Seviziato nel carcere di Spini di Gardolo dove era recluso, abusato a turno da altri tre detenuti che avrebbero usato anche un pezzo di manico di scopa.
Questa l’agghiacciante denuncia fatta da un cittadino dell’Est Europa di 33 anni ad ottobre scorso, a seguito della quale era stato anche sottoposto a visita medica e aveva riportato da referto alcuni giorni di prognosi. La Procura di Trento allora aveva aperto un’inchiesta e iscritto sul registro degli indagati i tre uomini, di 33, 34 e 65 anni, anche loro dell’Est Europa, con l’ipotesi di violenza sessuale di gruppo. Tutti loro già al tempo erano stati trasferiti di penitenziario e raggiunti da un’ordinanza di custodia cautelare in carcere del giudice.

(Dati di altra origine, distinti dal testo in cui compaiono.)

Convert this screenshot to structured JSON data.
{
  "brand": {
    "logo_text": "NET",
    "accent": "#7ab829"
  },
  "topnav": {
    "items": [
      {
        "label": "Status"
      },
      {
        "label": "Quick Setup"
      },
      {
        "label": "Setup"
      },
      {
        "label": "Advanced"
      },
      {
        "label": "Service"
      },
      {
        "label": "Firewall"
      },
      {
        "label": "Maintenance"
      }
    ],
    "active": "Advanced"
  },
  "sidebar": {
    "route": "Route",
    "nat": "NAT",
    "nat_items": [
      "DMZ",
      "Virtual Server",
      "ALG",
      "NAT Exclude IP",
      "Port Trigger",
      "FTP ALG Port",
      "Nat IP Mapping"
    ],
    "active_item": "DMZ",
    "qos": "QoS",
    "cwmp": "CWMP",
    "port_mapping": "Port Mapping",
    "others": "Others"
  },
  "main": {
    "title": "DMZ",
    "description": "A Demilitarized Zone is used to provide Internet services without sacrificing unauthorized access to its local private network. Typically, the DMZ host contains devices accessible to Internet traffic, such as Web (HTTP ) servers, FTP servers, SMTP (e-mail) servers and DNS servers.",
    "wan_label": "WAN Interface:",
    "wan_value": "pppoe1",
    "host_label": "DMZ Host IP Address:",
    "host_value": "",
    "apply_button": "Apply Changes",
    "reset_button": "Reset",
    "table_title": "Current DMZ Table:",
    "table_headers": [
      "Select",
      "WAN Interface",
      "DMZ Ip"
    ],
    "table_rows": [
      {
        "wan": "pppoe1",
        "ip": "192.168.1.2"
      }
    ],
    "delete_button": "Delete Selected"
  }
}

Gli indagati: «Non è vero»
«È una bugia, non c’è stata alcuna violenza, quello si è inventato tutto» la versione degli indagati che respingono la pesante contestazione. Uno in particolare, con il proprio difensore, l’avvocato padovano Fabio Targa, starebbe valutando di presentare denuncia querela per calunnia nei confronti del connazionale che ha accusato lui e gli altri due detenuti. Lo scopo? A detta degli indagati (gli altri sono difesi dagli avvocati Annamaria Gagliardi e Mirella Cereghini) il 33enne avrebbe trovato un pretesto per allontanarli e poter così continuare indisturbato a spacciare all’interno del carcere. Questa almeno la versione di chi ora si trova a difendersi da un reato che pesa come un macigno.

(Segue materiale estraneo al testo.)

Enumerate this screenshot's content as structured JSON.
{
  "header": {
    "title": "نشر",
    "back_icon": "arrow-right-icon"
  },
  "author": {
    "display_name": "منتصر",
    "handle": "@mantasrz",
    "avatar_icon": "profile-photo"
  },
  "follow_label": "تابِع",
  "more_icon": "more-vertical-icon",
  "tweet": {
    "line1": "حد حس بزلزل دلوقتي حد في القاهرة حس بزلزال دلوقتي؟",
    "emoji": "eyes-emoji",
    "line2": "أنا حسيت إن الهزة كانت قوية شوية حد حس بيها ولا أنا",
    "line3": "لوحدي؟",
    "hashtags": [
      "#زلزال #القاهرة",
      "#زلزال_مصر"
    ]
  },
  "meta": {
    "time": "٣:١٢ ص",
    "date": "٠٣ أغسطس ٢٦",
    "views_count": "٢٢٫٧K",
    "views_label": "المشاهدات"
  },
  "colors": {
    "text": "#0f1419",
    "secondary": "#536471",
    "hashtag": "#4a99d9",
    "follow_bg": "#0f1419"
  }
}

Determinante, in questa fase, sarà l’esito delle analisi sul pezzo di bastone che la prossima settimana verranno delegate ai carabinieri del Ris di Parma (Reparto Investigazioni Scientifiche). Un reperto, questo, su cui verranno svolti accertamenti in laboratorio alla ricerca di dna, quindi della prova. E non si può ancora escludere che vi siano anche dei testimoni oculari da sentire, da cui raccogliere elementi probatori.
Presunta vittima sentita
Altro passaggio fondamentale nel corso delle indagini preliminari è l’audizione della presunta vittima, che è stata disposta nella forma dell’incidente probatorio, così da poter cristallizzare la sua versione. Il 33enne, anche lui nel frattempo spostato in un altro penitenziario, è stato sentito ieri e ha ribadito di aver subito violenza sessuale dai tre connazionali che aveva conosciuto solo in carcere. Prima ci sarebbero state le attenzioni morbose, poi le molestie, quindi i veri e propri abusi, nel momento in cui le celle erano aperte e i detenuti erano quindi liberi di spostarsi. Il tutto nell’arco di tre giorni, con lo stupro di gruppo che sarebbe stato perpetrato solo nell’ultimo giorno, e da parte di tutti e tre i detenuti, a turno, non solo quindi di due come invece affermato in un primo momento. A quanto pare il 33enne, rispondendo alle domande di pubblico ministero e giudice per le indagini preliminari, avrebbe spiegato che il più vecchio degli indagati avrebbe fatto da palo, bloccando l’accesso alla cella mentre gli altri due abusavano a turno di lui. Ma si sarebbero poi alternati e quindi anche il 65enne avrebbe finito per approfittare di lui. E nelle fasi successive avrebbero infierito anche con un pezzo di manico di scopa. «Il mio assistito, che non parla e non capisce bene l’italiano, solo ieri, grazie all’interprete, ha potuto esprimersi nella sua lingua rendendo dichiarazioni, spiegando bene i fatti» riferisce il legale della presunta vittima, l’avvocato vicentino Federico Menegardi, giustificando così le «rettifiche» su tempi e responsabilità rispetto a quanto denunciato nelle prime fasi dal proprio assistito.